福音書のいたるところに、イエス・キリストのわたしたちへの態度やわたしたちを見る眼差しが、慈愛にあふれたものであることを示す個所があります。ご自分の教えを聞くために、従い来る群衆の食物についてまで気遣われ、二度にわたってパンと魚を増やされました。また、兄弟である人間を思う心は、特に恩恵の生活をするようにと、お勧めになるところに一番よく表れています。聖マルコによる福音書にこんな話があります。イエスがカファルナウムにおいでになった時、人々が大勢集まり、戸口さえも隙間のないほど大勢の人が集まっていました。その時、人々は四人で担った中風の病人を連れて来ましたが、人が多くてイエスのそばに近づくことができませんでした。そこでイエスがおいでになった所の屋根に穴をあけ、中風の人が寝ている床を吊り下ろしたのです。
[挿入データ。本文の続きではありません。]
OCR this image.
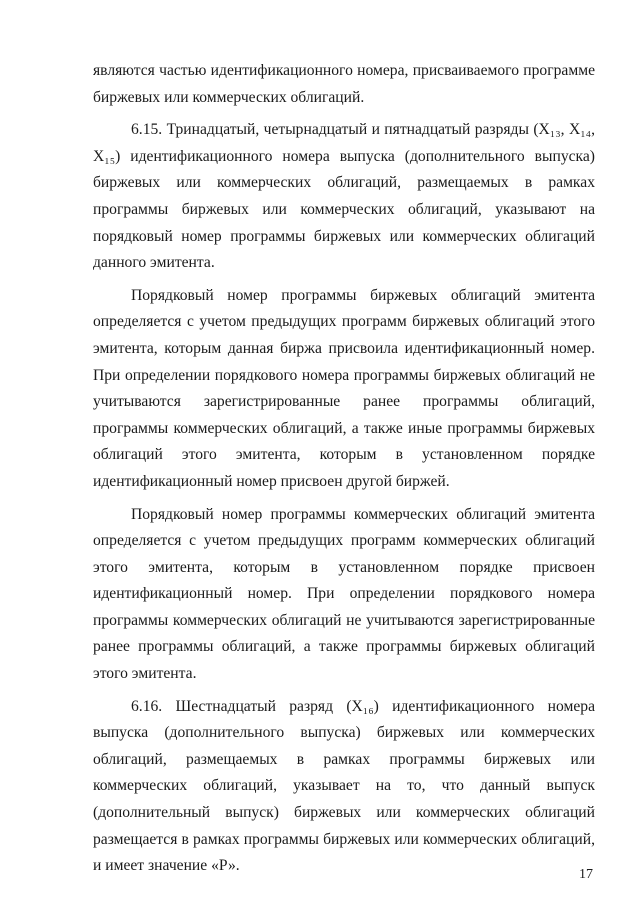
являются частью идентификационного номера, присваиваемого программе биржевых или коммерческих облигаций.

6.15. Тринадцатый, четырнадцатый и пятнадцатый разряды (X₁₃, X₁₄, X₁₅) идентификационного номера выпуска (дополнительного выпуска) биржевых или коммерческих облигаций, размещаемых в рамках программы биржевых или коммерческих облигаций, указывают на порядковый номер программы биржевых или коммерческих облигаций данного эмитента.

Порядковый номер программы биржевых облигаций эмитента определяется с учетом предыдущих программ биржевых облигаций этого эмитента, которым данная биржа присвоила идентификационный номер. При определении порядкового номера программы биржевых облигаций не учитываются зарегистрированные ранее программы облигаций, программы коммерческих облигаций, а также иные программы биржевых облигаций этого эмитента, которым в установленном порядке идентификационный номер присвоен другой биржей.

Порядковый номер программы коммерческих облигаций эмитента определяется с учетом предыдущих программ коммерческих облигаций этого эмитента, которым в установленном порядке присвоен идентификационный номер. При определении порядкового номера программы коммерческих облигаций не учитываются зарегистрированные ранее программы облигаций, а также программы биржевых облигаций этого эмитента.

6.16. Шестнадцатый разряд (X₁₆) идентификационного номера выпуска (дополнительного выпуска) биржевых или коммерческих облигаций, размещаемых в рамках программы биржевых или коммерческих облигаций, указывает на то, что данный выпуск (дополнительный выпуск) биржевых или коммерческих облигаций размещается в рамках программы биржевых или коммерческих облигаций, и имеет значение «Р».

17
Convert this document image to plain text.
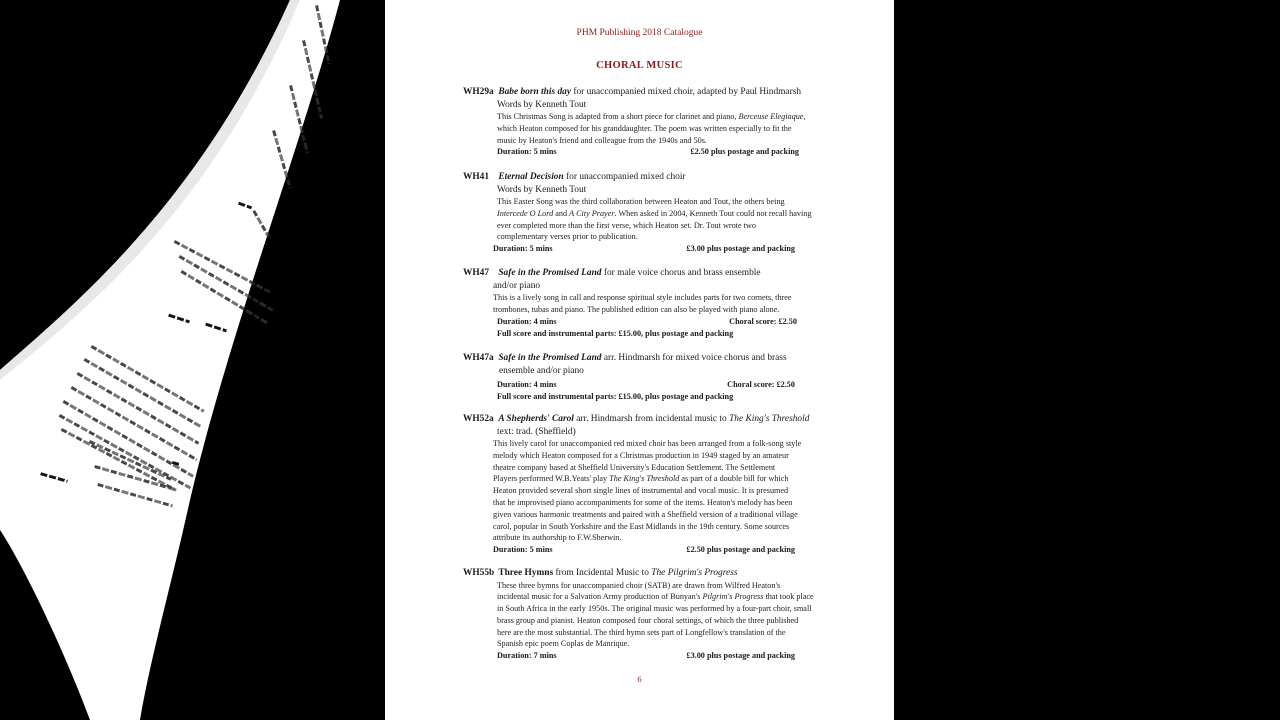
PHM Publishing 2018 Catalogue
CHORAL MUSIC
WH29a Babe born this day for unaccompanied mixed choir, adapted by Paul Hindmarsh
Words by Kenneth Tout
This Christmas Song is adapted from a short piece for clarinet and piano, Berceuse Elegiaque,
which Heaton composed for his granddaughter. The poem was written especially to fit the
music by Heaton's friend and colleague from the 1940s and 50s.
Duration: 5 mins	£2.50 plus postage and packing
WH41 Eternal Decision for unaccompanied mixed choir
Words by Kenneth Tout
This Easter Song was the third collaboration between Heaton and Tout, the others being
Intercede O Lord and A City Prayer. When asked in 2004, Kenneth Tout could not recall having
ever completed more than the first verse, which Heaton set. Dr. Tout wrote two
complementary verses prior to publication.
Duration: 5 mins	£3.00 plus postage and packing
WH47 Safe in the Promised Land for male voice chorus and brass ensemble
and/or piano
This is a lively song in call and response spiritual style includes parts for two cornets, three
trombones, tubas and piano. The published edition can also be played with piano alone.
Duration: 4 mins	Choral score: £2.50
Full score and instrumental parts: £15.00, plus postage and packing
WH47a Safe in the Promised Land arr. Hindmarsh for mixed voice chorus and brass
ensemble and/or piano
Duration: 4 mins	Choral score: £2.50
Full score and instrumental parts: £15.00, plus postage and packing
WH52a A Shepherds' Carol arr. Hindmarsh from incidental music to The King's Threshold
text: trad. (Sheffield)
This lively carol for unaccompanied red mixed choir has been arranged from a folk-song style
melody which Heaton composed for a Christmas production in 1949 staged by an amateur
theatre company based at Sheffield University's Education Settlement. The Settlement
Players performed W.B.Yeats' play The King's Threshold as part of a double bill for which
Heaton provided several short single lines of instrumental and vocal music. It is presumed
that he improvised piano accompaniments for some of the items. Heaton's melody has been
given various harmonic treatments and paired with a Sheffield version of a traditional village
carol, popular in South Yorkshire and the East Midlands in the 19th century. Some sources
attribute its authorship to F.W.Sherwin.
Duration: 5 mins	£2.50 plus postage and packing
WH55b Three Hymns from Incidental Music to The Pilgrim's Progress
These three hymns for unaccompanied choir (SATB) are drawn from Wilfred Heaton's
incidental music for a Salvation Army production of Bunyan's Pilgrim's Progress that took place
in South Africa in the early 1950s. The original music was performed by a four-part choir, small
brass group and pianist. Heaton composed four choral settings, of which the three published
here are the most substantial. The third hymn sets part of Longfellow's translation of the
Spanish epic poem Coplas de Manrique.
Duration: 7 mins	£3.00 plus postage and packing
6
主は付き添いの人々の信仰をご覧になって病人に言葉をおかけになります。病人その人が主の関心の的であることをよく表わしています。「子よ、あなたの罪は赦される。」福音史家はさらに続けます。そこに居た人々は「心の中であれこれ考えた。『この人はなぜこういうことを口にするのか。神を冒瀆している。神おひとりのほかに、一体だれが罪を赦すことができるのだろうか』。イエスは、かれらが心の中で考えていることを、ご自分の霊の力ですぐに知って言われた。『なぜ、そんな考えを心に抱くのか。そして、中風の人に言われた。『わたしはあなたに言う。起き上がり、床を担いで家に帰りなさい。』その人は起き上がり、すぐに床を担いで、皆の見ている前を出て行った。人々はみな驚き、『このようなことは、今まで見たことがない』と言って、神を賛美した」(マルコ2・3~12)。
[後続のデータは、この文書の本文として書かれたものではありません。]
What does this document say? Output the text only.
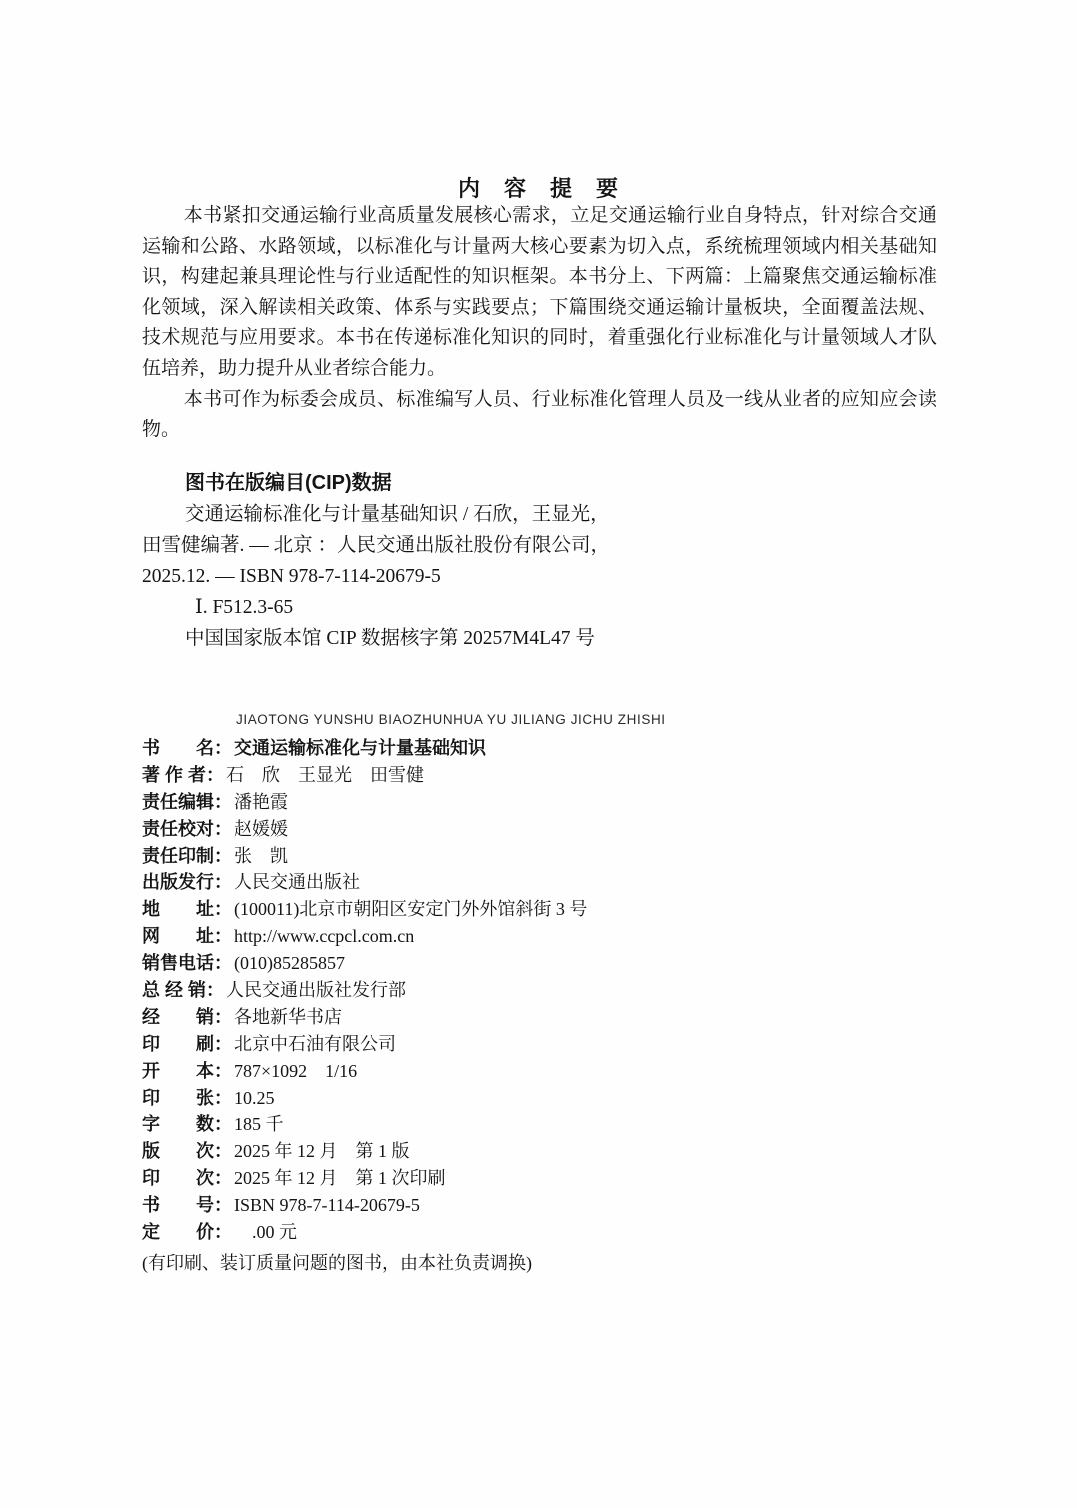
内　容　提　要

本书紧扣交通运输行业高质量发展核心需求，立足交通运输行业自身特点，针对综合交通运输和公路、水路领域，以标准化与计量两大核心要素为切入点，系统梳理领域内相关基础知识，构建起兼具理论性与行业适配性的知识框架。本书分上、下两篇：上篇聚焦交通运输标准化领域，深入解读相关政策、体系与实践要点；下篇围绕交通运输计量板块，全面覆盖法规、技术规范与应用要求。本书在传递标准化知识的同时，着重强化行业标准化与计量领域人才队伍培养，助力提升从业者综合能力。

本书可作为标委会成员、标准编写人员、行业标准化管理人员及一线从业者的应知应会读物。

图书在版编目(CIP)数据
交通运输标准化与计量基础知识 / 石欣，王显光，
田雪健编著. — 北京 ：人民交通出版社股份有限公司，
2025.12. — ISBN 978-7-114-20679-5
Ⅰ. F512.3-65
中国国家版本馆 CIP 数据核字第 20257M4L47 号
JIAOTONG YUNSHU BIAOZHUNHUA YU JILIANG JICHU ZHISHI
书　　名： 交通运输标准化与计量基础知识
著 作 者： 石　欣　王显光　田雪健
责任编辑： 潘艳霞
责任校对： 赵媛媛
责任印制： 张　凯
出版发行： 人民交通出版社
地　　址： (100011)北京市朝阳区安定门外外馆斜街 3 号
网　　址： http://www.ccpcl.com.cn
销售电话： (010)85285857
总 经 销： 人民交通出版社发行部
经　　销： 各地新华书店
印　　刷： 北京中石油有限公司
开　　本： 787×1092　1/16
印　　张： 10.25
字　　数： 185 千
版　　次： 2025 年 12 月　第 1 版
印　　次： 2025 年 12 月　第 1 次印刷
书　　号： ISBN 978-7-114-20679-5
定　　价： 　.00 元
(有印刷、装订质量问题的图书，由本社负责调换)
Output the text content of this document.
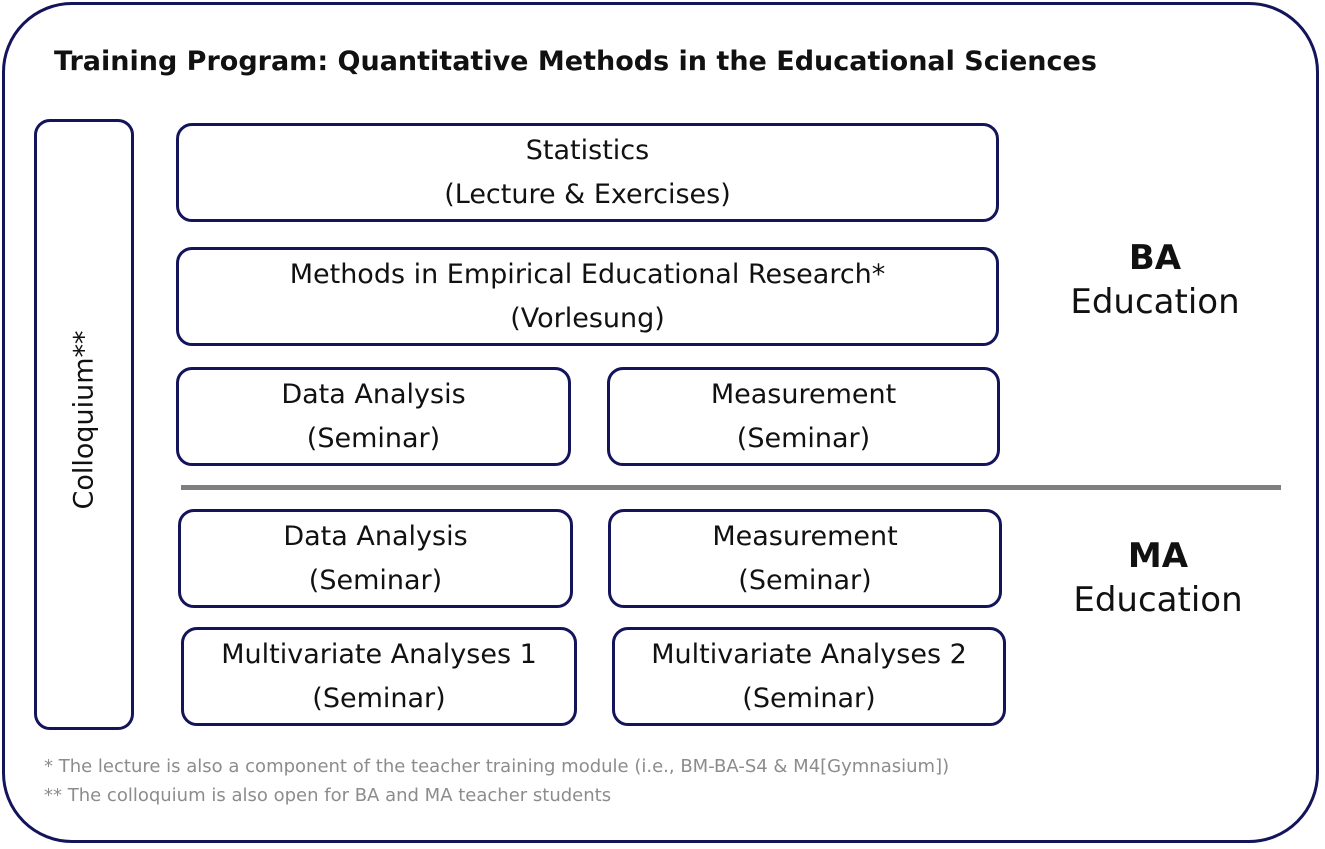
Training Program: Quantitative Methods in the Educational Sciences
Colloquium**
Statistics
(Lecture & Exercises)
Methods in Empirical Educational Research*
(Vorlesung)
Data Analysis
(Seminar)
Measurement
(Seminar)
BA
Education
Data Analysis
(Seminar)
Measurement
(Seminar)
Multivariate Analyses 1
(Seminar)
Multivariate Analyses 2
(Seminar)
MA
Education
* The lecture is also a component of the teacher training module (i.e., BM-BA-S4 & M4[Gymnasium])
** The colloquium is also open for BA and MA teacher students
今見今見た福音書の場面の中で、一番人目を引くことは、みなが注視する中で病人を癒されたことです。しかし、さらに感嘆に値するのは、罪をお赦しになり、天国への扉をいっぱいにお開きになったことです。これと全く同じように素晴らしいことが、今日もゆるしの秘跡において繰り返されています。イエスは、ペトロやその他の弟子たちに、罪を赦す権能を約束なさっただけでなく(マタイ16・19、18・18)、ご復活の後で次の言葉をもって、実際に権能をお与えになったのです。「彼らに息を吹きかけて言われた。『聖霊を受けなさい。誰の罪でも、あなた方が赦せば、その罪は赦される。誰の罪でも、あなた方が赦さなければ、赦されないまま残る』」(ヨハネ20・22~23)。